The original motivation for this came when I tried to combine two decorators:
@expectedFailureDarwin @expectedFailureLinux
into a single decorator:
@expectedFailureAll(oslist=...)
This results in a really ugly syntax, because @expectedFailureDarwin calls getDarwinOsTriples() which is itself a list. So you would have to do something like this:
@expectedFailureAll(oslist=getDarwinOsTriples()+["linux"])
Not the end of the world, but not ideal either.
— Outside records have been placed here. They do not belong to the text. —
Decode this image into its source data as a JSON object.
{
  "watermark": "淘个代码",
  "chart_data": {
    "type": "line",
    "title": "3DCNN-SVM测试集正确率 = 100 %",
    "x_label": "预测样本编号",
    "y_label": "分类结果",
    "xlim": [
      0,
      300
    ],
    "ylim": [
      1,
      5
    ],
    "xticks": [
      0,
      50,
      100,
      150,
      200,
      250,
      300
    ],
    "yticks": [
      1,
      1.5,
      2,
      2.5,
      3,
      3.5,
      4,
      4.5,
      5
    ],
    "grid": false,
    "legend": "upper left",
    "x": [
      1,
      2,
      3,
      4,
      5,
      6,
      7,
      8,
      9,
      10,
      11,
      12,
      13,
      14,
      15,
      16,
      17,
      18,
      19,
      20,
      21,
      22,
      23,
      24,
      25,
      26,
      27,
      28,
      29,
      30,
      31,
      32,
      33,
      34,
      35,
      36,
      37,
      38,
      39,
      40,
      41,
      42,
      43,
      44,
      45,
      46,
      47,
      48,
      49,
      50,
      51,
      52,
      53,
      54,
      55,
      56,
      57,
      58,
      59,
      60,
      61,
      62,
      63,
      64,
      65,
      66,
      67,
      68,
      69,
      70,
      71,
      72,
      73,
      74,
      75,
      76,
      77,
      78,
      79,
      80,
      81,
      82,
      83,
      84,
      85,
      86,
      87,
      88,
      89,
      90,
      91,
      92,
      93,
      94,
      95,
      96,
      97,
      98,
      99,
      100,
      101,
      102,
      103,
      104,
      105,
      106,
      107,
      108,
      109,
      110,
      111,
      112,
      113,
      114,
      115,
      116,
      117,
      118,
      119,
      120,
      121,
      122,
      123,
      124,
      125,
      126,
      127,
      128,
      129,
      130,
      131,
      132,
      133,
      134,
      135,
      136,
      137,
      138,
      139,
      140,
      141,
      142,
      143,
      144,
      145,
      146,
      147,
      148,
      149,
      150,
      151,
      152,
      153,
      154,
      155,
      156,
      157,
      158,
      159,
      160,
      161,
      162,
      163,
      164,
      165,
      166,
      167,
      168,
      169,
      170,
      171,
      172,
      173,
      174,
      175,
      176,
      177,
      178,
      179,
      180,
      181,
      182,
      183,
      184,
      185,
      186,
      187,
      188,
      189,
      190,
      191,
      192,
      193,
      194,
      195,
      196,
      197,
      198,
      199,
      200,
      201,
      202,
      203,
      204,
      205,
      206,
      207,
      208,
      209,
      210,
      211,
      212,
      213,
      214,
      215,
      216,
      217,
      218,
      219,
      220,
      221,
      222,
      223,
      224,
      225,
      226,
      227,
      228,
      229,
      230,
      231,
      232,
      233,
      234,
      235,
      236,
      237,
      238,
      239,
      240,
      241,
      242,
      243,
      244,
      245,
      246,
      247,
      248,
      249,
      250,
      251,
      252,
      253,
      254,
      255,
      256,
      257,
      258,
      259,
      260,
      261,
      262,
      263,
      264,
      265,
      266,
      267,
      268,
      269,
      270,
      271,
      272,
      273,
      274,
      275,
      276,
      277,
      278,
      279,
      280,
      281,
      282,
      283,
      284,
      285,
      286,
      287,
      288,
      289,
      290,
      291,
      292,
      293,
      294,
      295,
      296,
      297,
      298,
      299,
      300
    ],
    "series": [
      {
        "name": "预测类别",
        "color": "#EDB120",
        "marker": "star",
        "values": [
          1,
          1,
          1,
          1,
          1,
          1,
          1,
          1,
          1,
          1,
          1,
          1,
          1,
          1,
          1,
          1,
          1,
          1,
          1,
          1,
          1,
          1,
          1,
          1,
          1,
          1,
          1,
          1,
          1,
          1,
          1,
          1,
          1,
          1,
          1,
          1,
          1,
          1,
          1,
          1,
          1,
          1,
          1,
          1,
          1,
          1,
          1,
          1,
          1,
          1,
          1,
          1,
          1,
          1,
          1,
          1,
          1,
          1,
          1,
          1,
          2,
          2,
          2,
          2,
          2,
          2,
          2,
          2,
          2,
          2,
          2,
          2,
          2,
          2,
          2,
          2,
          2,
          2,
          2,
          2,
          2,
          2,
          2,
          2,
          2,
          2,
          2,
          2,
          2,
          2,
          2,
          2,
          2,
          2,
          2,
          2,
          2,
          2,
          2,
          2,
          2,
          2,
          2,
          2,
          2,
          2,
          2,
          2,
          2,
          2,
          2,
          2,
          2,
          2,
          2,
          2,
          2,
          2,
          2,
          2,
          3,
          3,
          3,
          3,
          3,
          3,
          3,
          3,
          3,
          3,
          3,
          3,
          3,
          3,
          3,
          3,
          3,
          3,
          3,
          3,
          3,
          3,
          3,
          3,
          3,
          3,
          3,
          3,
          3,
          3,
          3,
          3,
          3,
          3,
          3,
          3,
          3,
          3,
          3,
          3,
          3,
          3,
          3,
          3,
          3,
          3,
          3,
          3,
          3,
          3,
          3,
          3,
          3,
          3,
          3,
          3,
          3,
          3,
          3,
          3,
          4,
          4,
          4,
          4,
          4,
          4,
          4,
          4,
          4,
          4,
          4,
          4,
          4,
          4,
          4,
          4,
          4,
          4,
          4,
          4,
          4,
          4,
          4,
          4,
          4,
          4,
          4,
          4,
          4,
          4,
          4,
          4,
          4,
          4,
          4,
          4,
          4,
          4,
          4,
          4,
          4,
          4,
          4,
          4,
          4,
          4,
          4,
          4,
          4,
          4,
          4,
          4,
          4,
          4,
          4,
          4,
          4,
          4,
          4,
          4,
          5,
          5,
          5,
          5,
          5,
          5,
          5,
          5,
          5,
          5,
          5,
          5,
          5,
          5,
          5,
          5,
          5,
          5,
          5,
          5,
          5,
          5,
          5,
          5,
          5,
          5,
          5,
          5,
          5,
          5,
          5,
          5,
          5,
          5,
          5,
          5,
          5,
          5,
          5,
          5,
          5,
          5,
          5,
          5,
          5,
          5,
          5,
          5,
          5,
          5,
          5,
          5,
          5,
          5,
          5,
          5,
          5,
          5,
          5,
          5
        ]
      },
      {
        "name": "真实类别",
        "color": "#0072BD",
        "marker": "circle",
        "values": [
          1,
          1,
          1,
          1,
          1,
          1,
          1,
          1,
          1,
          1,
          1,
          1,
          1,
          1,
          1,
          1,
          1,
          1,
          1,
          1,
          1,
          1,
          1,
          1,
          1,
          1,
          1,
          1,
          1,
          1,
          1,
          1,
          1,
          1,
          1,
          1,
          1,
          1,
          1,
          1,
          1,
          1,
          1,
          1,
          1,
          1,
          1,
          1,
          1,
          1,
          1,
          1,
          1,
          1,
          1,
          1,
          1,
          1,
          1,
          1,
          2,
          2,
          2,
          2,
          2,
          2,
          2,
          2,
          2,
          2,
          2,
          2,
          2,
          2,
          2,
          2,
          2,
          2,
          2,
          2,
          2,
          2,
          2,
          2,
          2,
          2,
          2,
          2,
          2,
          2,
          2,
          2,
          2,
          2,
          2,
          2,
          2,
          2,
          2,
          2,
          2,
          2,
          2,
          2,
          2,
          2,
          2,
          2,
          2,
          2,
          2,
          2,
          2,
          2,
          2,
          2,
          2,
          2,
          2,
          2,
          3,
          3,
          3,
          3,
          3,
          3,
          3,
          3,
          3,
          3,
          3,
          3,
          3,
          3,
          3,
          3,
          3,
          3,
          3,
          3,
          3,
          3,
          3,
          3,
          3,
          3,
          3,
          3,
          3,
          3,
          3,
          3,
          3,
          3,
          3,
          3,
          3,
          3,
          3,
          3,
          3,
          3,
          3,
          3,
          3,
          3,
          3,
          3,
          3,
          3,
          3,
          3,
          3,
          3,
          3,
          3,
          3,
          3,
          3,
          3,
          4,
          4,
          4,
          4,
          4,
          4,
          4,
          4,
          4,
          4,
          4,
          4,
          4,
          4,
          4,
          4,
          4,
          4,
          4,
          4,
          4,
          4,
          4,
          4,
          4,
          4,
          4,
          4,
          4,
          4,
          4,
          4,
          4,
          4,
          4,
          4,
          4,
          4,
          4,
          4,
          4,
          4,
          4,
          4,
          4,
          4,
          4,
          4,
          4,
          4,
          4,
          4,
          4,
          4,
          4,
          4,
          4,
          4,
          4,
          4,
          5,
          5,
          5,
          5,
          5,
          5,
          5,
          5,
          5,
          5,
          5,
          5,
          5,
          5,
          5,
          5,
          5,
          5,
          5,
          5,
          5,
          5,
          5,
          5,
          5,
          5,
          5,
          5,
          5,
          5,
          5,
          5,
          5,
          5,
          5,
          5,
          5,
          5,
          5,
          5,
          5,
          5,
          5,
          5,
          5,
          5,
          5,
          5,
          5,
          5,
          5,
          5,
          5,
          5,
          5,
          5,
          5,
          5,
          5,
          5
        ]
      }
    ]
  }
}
Then I remembered that we've all had this ugliness surrounding the translation of python api calls such as sys.name, os.platform, and target names and host names into something consistent, so it occurred to me that many things would become cleaner and more elegant if we had actual enums for everything, and a centralized place where we can convert between enums and strings or whatever else we need.
So this patch introduces two enums. target and host, updates the common decorator to support these values from these enums, and changes two decorators to using these new values as a proof of concept.
One nice thing about these enums is that we can make standardized enum values for "combinations" of targets or hosts where it makes sense (such as is the case of with darwin, which is why the getDarwinOsTriples() function existed in the first place. So in that sense it works similarly to a flags enum in C / C++.
Eventually it would be nice if we could start using these enums all over the codebase instead of using strings everywhere, but this patch does not attempt to solve that problem.